Failed IRA ambush against the RIC, 1921

The Pickardstown ambush, an action in the Irish War of Independence, took place near the town of Tramore, County Waterford on the night of 6 January 1921.

==The ambush==
The ambush was conceived by Paddy Paul, the leader of the IRA East Waterford Brigade, who gathered Volunteers from the local Dunhill and Waterford City units of his command as well as the West Waterford flying column led by George Lennon. This made for a total of fifty men although several were armed only with shotguns.
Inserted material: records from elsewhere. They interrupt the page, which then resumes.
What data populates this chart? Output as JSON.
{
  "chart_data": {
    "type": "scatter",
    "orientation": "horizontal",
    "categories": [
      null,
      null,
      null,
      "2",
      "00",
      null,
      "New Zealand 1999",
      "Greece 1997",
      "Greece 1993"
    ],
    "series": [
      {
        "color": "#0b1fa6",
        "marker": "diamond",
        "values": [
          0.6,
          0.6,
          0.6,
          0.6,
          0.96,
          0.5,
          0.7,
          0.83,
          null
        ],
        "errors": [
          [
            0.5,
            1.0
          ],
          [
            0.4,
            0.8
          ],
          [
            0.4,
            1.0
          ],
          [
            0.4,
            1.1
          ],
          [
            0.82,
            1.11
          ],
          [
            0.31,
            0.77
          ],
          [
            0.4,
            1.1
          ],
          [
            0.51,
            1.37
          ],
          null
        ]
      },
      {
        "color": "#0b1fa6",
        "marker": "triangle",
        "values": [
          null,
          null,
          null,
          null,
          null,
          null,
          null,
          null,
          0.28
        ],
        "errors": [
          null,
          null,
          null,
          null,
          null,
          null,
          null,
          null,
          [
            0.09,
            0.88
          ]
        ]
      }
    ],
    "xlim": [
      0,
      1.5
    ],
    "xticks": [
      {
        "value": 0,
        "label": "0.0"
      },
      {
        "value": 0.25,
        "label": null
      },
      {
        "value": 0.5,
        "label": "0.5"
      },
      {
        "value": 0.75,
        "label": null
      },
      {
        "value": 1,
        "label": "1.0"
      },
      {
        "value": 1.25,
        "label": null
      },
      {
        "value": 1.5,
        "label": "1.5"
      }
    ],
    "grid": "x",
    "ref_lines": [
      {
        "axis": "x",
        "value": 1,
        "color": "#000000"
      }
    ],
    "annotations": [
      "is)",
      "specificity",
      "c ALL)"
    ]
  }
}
An attack was made on the RIC barracks in Tramore which lured reinforcements from the British military garrison in Waterford City. Four Crossley tenders were quickly dispatched with forty troops on board. However, the ambush had been badly planned with the result that the British troops were able to make a determined counterattack, ultimately killing two IRA men - Michael McGrath (the first Waterford City Volunteer killed in the Irish War of Independence) and Thomas O'Brien and wounding two more. One British soldier and one Black and Tan were wounded.

For further information about the Pickardstown Ambush visit: https://www.pickardstown-ambush.ie

==Commemoration==
A memorial was later erected on the ambush site.

In later years, local GAA fields were named after the two dead IRA men.